I was spending all this time on reports that answered questions about whether or not the company was hitting certain goals, but there was never anything deeper. The question that no one was ever able to answer was “Why?

Things have changed a lot since those early reporting days. My job responsibilities have evolved a lot and the reporting tools I use have also upgraded to allow me to ask and answer a lot more important questions. Now, I’m in charge of making sure we hit all of the important KPIs. Here’s a sampling of metrics that I own: churn, new business ARR, average deal size, collections, burn rate, headcount, support ticket count. 

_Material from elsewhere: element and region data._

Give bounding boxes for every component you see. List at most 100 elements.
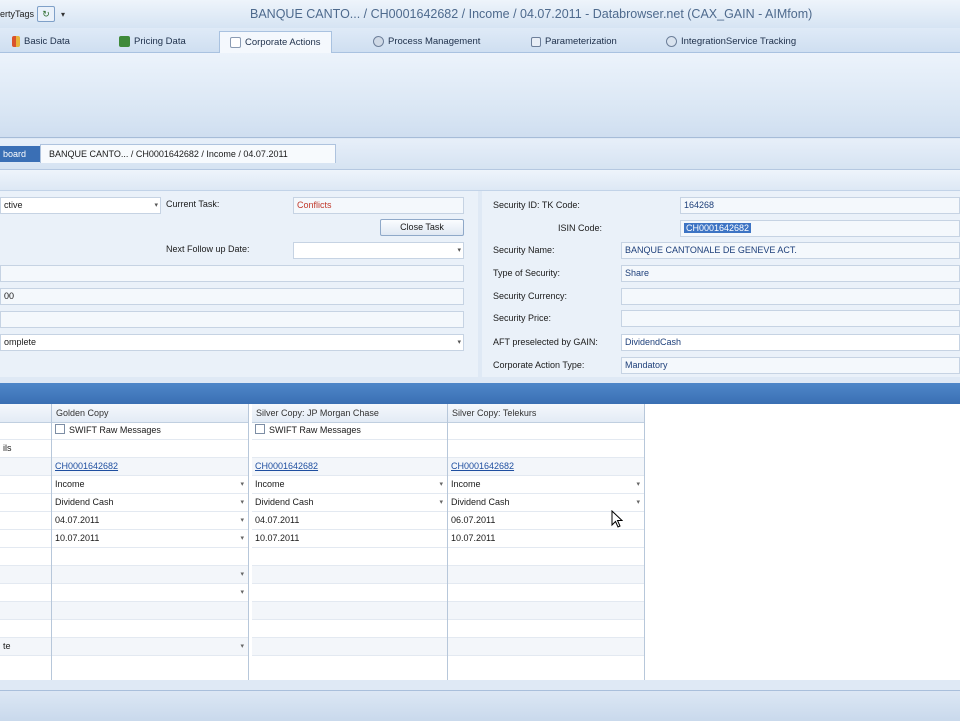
chevron-down-icon: ▾ (636, 481, 640, 488)
action-value: Dividend Cash (451, 497, 510, 507)
close-task-button[interactable]: Close Task (380, 219, 464, 236)
form-field-2[interactable]: 00 (0, 288, 464, 305)
process-management-icon (373, 36, 384, 47)
date1-value: 04.07.2011 (255, 515, 300, 525)
event-select[interactable]: Income ▾ (448, 476, 644, 494)
chevron-down-icon: ▾ (457, 339, 461, 346)
parameterization-icon (531, 36, 541, 47)
form-field-3[interactable] (0, 311, 464, 328)
chevron-down-icon: ▾ (439, 481, 443, 488)
type-value: Share (625, 268, 650, 278)
isin-link[interactable]: CH0001642682 (252, 458, 447, 476)
table-row[interactable]: ▾ (52, 638, 248, 656)
table-row (448, 440, 644, 458)
sub-toolbar (0, 170, 960, 191)
row-label-column: ils te (0, 404, 52, 680)
tab-pricing-data[interactable]: Pricing Data (119, 32, 186, 51)
status-value: ctive (4, 200, 23, 210)
security-name-field: BANQUE CANTONALE DE GENEVE ACT. (621, 242, 960, 259)
date1-picker[interactable]: 04.07.2011 ▾ (52, 512, 248, 530)
document-tab[interactable]: BANQUE CANTO... / CH0001642682 / Income … (40, 144, 336, 163)
type-field: Share (621, 265, 960, 282)
title-bar: ertyTags ↻ ▾ BANQUE CANTO... / CH0001642… (0, 0, 960, 29)
isin-link[interactable]: CH0001642682 (52, 458, 248, 476)
ca-type-field: Mandatory (621, 357, 960, 374)
window-title: BANQUE CANTO... / CH0001642682 / Income … (250, 7, 813, 21)
tab-label: Parameterization (545, 36, 617, 47)
refresh-icon[interactable]: ↻ (37, 6, 56, 22)
form-field-1[interactable] (0, 265, 464, 282)
tab-process-management[interactable]: Process Management (373, 32, 480, 51)
action-select[interactable]: Dividend Cash ▾ (52, 494, 248, 512)
security-id-label: Security ID: TK Code: (493, 200, 580, 210)
tab-basic-data[interactable]: Basic Data (12, 32, 70, 51)
date1-value: 04.07.2011 (55, 515, 100, 525)
isin-link[interactable]: CH0001642682 (448, 458, 644, 476)
quick-access-toolbar: ertyTags ↻ ▾ (0, 6, 68, 22)
row-label (0, 584, 51, 602)
row-label (0, 494, 51, 512)
action-select[interactable]: Dividend Cash ▾ (252, 494, 447, 512)
next-followup-date-picker[interactable]: ▾ (293, 242, 464, 259)
date2-picker[interactable]: 10.07.2011 (252, 530, 447, 548)
tab-label: IntegrationService Tracking (681, 36, 797, 47)
chevron-down-icon[interactable]: ▾ (58, 10, 68, 19)
chevron-down-icon: ▾ (240, 643, 244, 650)
currency-field (621, 288, 960, 305)
checkbox-icon (55, 424, 65, 434)
tab-parameterization[interactable]: Parameterization (531, 32, 617, 51)
date1-picker[interactable]: 04.07.2011 (252, 512, 447, 530)
price-field (621, 310, 960, 327)
isin-label: ISIN Code: (558, 223, 603, 233)
table-row (448, 620, 644, 638)
status-bar (0, 690, 960, 721)
basic-data-icon (12, 36, 20, 47)
tab-label: Pricing Data (134, 36, 186, 47)
table-row[interactable]: ▾ (52, 584, 248, 602)
row-label (0, 530, 51, 548)
row-label (0, 512, 51, 530)
ca-type-label: Corporate Action Type: (493, 360, 585, 370)
checkbox-icon (255, 424, 265, 434)
ribbon-panel (0, 53, 960, 138)
quick-access-label: ertyTags (0, 9, 35, 19)
isin-link-text: CH0001642682 (451, 461, 515, 471)
event-select[interactable]: Income ▾ (252, 476, 447, 494)
table-row (252, 620, 447, 638)
security-name-value: BANQUE CANTONALE DE GENEVE ACT. (625, 245, 797, 255)
table-row (52, 602, 248, 620)
table-row[interactable]: ▾ (52, 566, 248, 584)
swift-label: SWIFT Raw Messages (269, 425, 361, 435)
tab-integration-service-tracking[interactable]: IntegrationService Tracking (666, 32, 796, 51)
swift-raw-messages-checkbox[interactable]: SWIFT Raw Messages (252, 422, 447, 440)
price-label: Security Price: (493, 313, 552, 323)
chevron-down-icon: ▾ (240, 517, 244, 524)
table-row (448, 422, 644, 440)
row-label (0, 476, 51, 494)
security-panel: Security ID: TK Code: 164268 ISIN Code: … (482, 191, 960, 377)
event-select[interactable]: Income ▾ (52, 476, 248, 494)
status-select[interactable]: ctive ▾ (0, 197, 161, 214)
date2-value: 10.07.2011 (255, 533, 300, 543)
column-header: Silver Copy: JP Morgan Chase (252, 404, 447, 423)
action-value: Dividend Cash (255, 497, 314, 507)
tab-label: Process Management (388, 36, 481, 47)
swift-raw-messages-checkbox[interactable]: SWIFT Raw Messages (52, 422, 248, 440)
table-row (252, 440, 447, 458)
table-row (252, 566, 447, 584)
jpmorgan-column: Silver Copy: JP Morgan Chase SWIFT Raw M… (252, 404, 448, 680)
golden-copy-column: Golden Copy SWIFT Raw Messages CH0001642… (52, 404, 249, 680)
form-field-2-value: 00 (4, 291, 15, 301)
chevron-down-icon: ▾ (636, 499, 640, 506)
date2-picker[interactable]: 10.07.2011 ▾ (52, 530, 248, 548)
tab-corporate-actions[interactable]: Corporate Actions (219, 31, 332, 53)
date2-picker[interactable]: 10.07.2011 (448, 530, 644, 548)
event-value: Income (255, 479, 285, 489)
isin-field[interactable]: CH0001642682 (680, 220, 960, 237)
dashboard-tab[interactable]: board (0, 146, 41, 162)
section-divider (0, 383, 960, 404)
chevron-down-icon: ▾ (154, 202, 158, 209)
event-value: Income (451, 479, 481, 489)
type-label: Type of Security: (493, 268, 561, 278)
completion-select[interactable]: omplete ▾ (0, 334, 464, 351)
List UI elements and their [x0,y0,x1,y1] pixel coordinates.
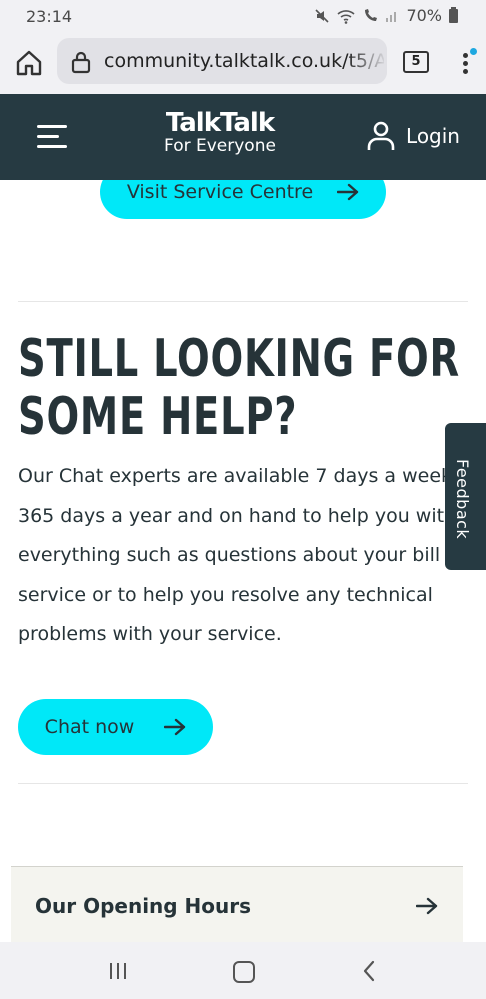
chat-now-button[interactable]: Chat now [18,699,213,755]
section-divider [18,783,468,784]
wifi-icon [337,9,355,24]
site-header-overlay: TalkTalk For Everyone Login [0,94,486,180]
page-heading: STILL LOOKING FOR SOME HELP? [18,330,462,446]
login-link[interactable]: Login [366,120,460,152]
user-icon [367,121,395,150]
menu-dot-icon [463,69,468,74]
status-icons: 70% [314,6,458,25]
system-navigation-bar [0,942,486,999]
status-bar: 23:14 70% [0,0,486,32]
brand-name: TalkTalk [165,108,275,138]
signal-icon [386,11,397,22]
visit-button-label: Visit Service Centre [126,181,314,203]
description-line: Our Chat experts are available 7 days a … [18,465,448,487]
section-divider [18,301,468,302]
mute-icon [315,8,330,23]
url-fade [347,38,387,84]
description-line: problems with your service. [18,623,282,645]
talktalk-logo[interactable]: TalkTalk For Everyone [150,108,290,156]
menu-dot-icon [463,61,468,66]
arrow-right-icon [416,897,438,915]
feedback-label: Feedback [453,459,472,540]
opening-hours-label: Our Opening Hours [35,894,252,918]
arrow-right-icon [164,718,186,736]
arrow-right-icon [337,183,359,201]
browser-toolbar: community.talktalk.co.uk/t5/Arti 5 [0,32,486,94]
feedback-tab[interactable]: Feedback [445,423,486,570]
hamburger-menu-icon[interactable] [37,125,71,149]
back-icon[interactable] [362,960,376,982]
login-label: Login [406,124,460,148]
help-description: Our Chat experts are available 7 days a … [18,457,448,655]
description-line: everything such as questions about your … [18,544,441,566]
battery-icon [449,6,458,23]
home-button-icon[interactable] [233,961,255,983]
status-time: 23:14 [26,7,73,26]
brand-tagline: For Everyone [164,136,276,156]
heading-line: SOME HELP? [18,387,298,447]
url-text: community.talktalk.co.uk/t5/Arti [104,50,384,72]
menu-dot-icon [463,53,468,58]
chat-button-label: Chat now [44,716,135,738]
battery-percentage: 70% [406,6,442,25]
heading-line: STILL LOOKING FOR [18,329,460,389]
address-bar[interactable]: community.talktalk.co.uk/t5/Arti [57,38,387,84]
description-line: 365 days a year and on hand to help you … [18,504,448,527]
browser-menu-button[interactable] [456,48,477,78]
lock-icon [71,51,91,74]
description-line: service or to help you resolve any techn… [18,583,433,606]
home-icon[interactable] [14,49,44,77]
wifi-call-icon [365,8,378,21]
tab-switcher-button[interactable]: 5 [403,51,429,73]
opening-hours-card[interactable]: Our Opening Hours [11,866,463,943]
notification-dot [470,48,477,55]
recent-apps-icon[interactable] [108,962,128,980]
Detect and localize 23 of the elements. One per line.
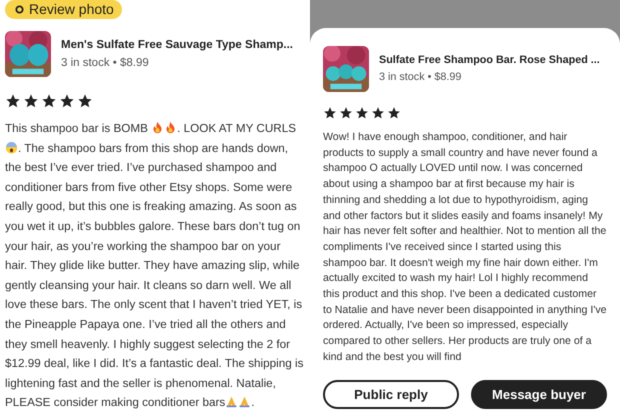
fire-icon xyxy=(151,121,164,134)
star-icon xyxy=(323,106,337,120)
review-text: Wow! I have enough shampoo, conditioner, and hair products to supply a small country and have never found a shampoo O actually LOVED until now. I was concerned about using a shampoo bar at first because my hair is thinning and shedding a lot due to hypothyroidism, aging and other factors but it slides easily and foams insanely! My hair has never felt softer and healthier. Not to mention all the compliments I've received since I started using this shampoo bar. It doesn't weigh my fine hair down either. I'm actually excited to wash my hair! Lol I highly recommend this product and this shop. I've been a dedicated customer to Natalie and have never been disappointed in anything I've ordered. Actually, I've been so impressed, especially compared to other sellers. Her products are truly one of a kind and the best you will find xyxy=(323,130,607,365)
fire-icon xyxy=(164,121,178,134)
stock-price: 3 in stock • $8.99 xyxy=(379,70,462,85)
stock-price: 3 in stock • $8.99 xyxy=(61,56,150,72)
star-icon xyxy=(41,93,57,110)
star-icon xyxy=(5,93,21,110)
review-text: This shampoo bar is BOMB . LOOK AT MY CURLS . The shampoo bars from this shop are hands down, the best I’ve ever tried. I’ve purchased shampoo and conditioner bars from five other Etsy shops. Some were really good, but this one is freaking amazing. As soon as you wet it up, it’s bubbles galore. These bars don’t tug on your hair, as you’re working the shampoo bar on your hair. They glide like butter. They have amazing slip, while gently cleansing your hair. It cleans so darn well. We all love these bars. The only scent that I haven’t tried YET, is the Pineapple Papaya one. I’ve tried all the others and they smell heavenly. I highly suggest selecting the 2 for $12.99 deal, like I did. It’s a fantastic deal. The shipping is lightening fast and the seller is phenomenal. Natalie, PLEASE consider making conditioner bars . xyxy=(5,120,304,412)
public-reply-button[interactable]: Public reply xyxy=(323,380,459,409)
star-icon xyxy=(339,106,353,120)
star-icon xyxy=(59,93,75,110)
product-title[interactable]: Sulfate Free Shampoo Bar. Rose Shaped ... xyxy=(379,52,600,69)
review-photo-badge: Review photo xyxy=(5,0,122,19)
photo-icon xyxy=(15,5,24,14)
star-icon xyxy=(23,93,39,110)
message-buyer-button[interactable]: Message buyer xyxy=(471,380,607,409)
star-icon xyxy=(355,106,369,120)
star-icon xyxy=(371,106,385,120)
screaming-face-icon xyxy=(5,140,18,154)
star-icon xyxy=(77,93,93,110)
star-icon xyxy=(387,106,401,120)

Keeping track of all that information is important, but technology has advanced to a point where I can find all the data I need without using Excel or the post office. Modern BI tools allow me to create visualizations that track each of those KPIs and check it as often as I want, but if I were just building a series of one-off charts to monitor company goals, I’d still be missing out on that bigger why? question. 

To truly be taking advantage of the best data technology and pushing my company further ahead, I need to do more with my data. The first step is to collect all of the important individual systems of record (for us, it’s more than 20) together on a single platform. From here, I can create a single dashboard that houses living data as well as the goals each team needs to hit for a certain time period. 

This process doesn’t happen overnight, but as more and more data sources are combined and that dashboard begins to take shape, the team naturally begins to do more than just track progress. Executives and individual line-of-business leads start connecting dots and using data (and a data team) to answer why? for a wide range of business problems. As the team asks new questions and explores the data to answer them, everyone begins to take better ownership of their crucial KPIs and the company-wide goals start falling into place. This is how a data-driven team operates.

The end result of this process is a single dashboard that displays progress for every team at the company. It’s still on me to make sure we’re hitting those cross-team targets, but I can analyze data from every part of the business to find correlations and pull the right levers to achieve our goals. In a modern company, the entire business is so intertwined that the success of one branch often relies on a handful of tweaks that need to be made on other teams. All it takes to diagnose the issue, make the change and reap the benefits is someone keeping a pulse on the data and the right tools to answer why?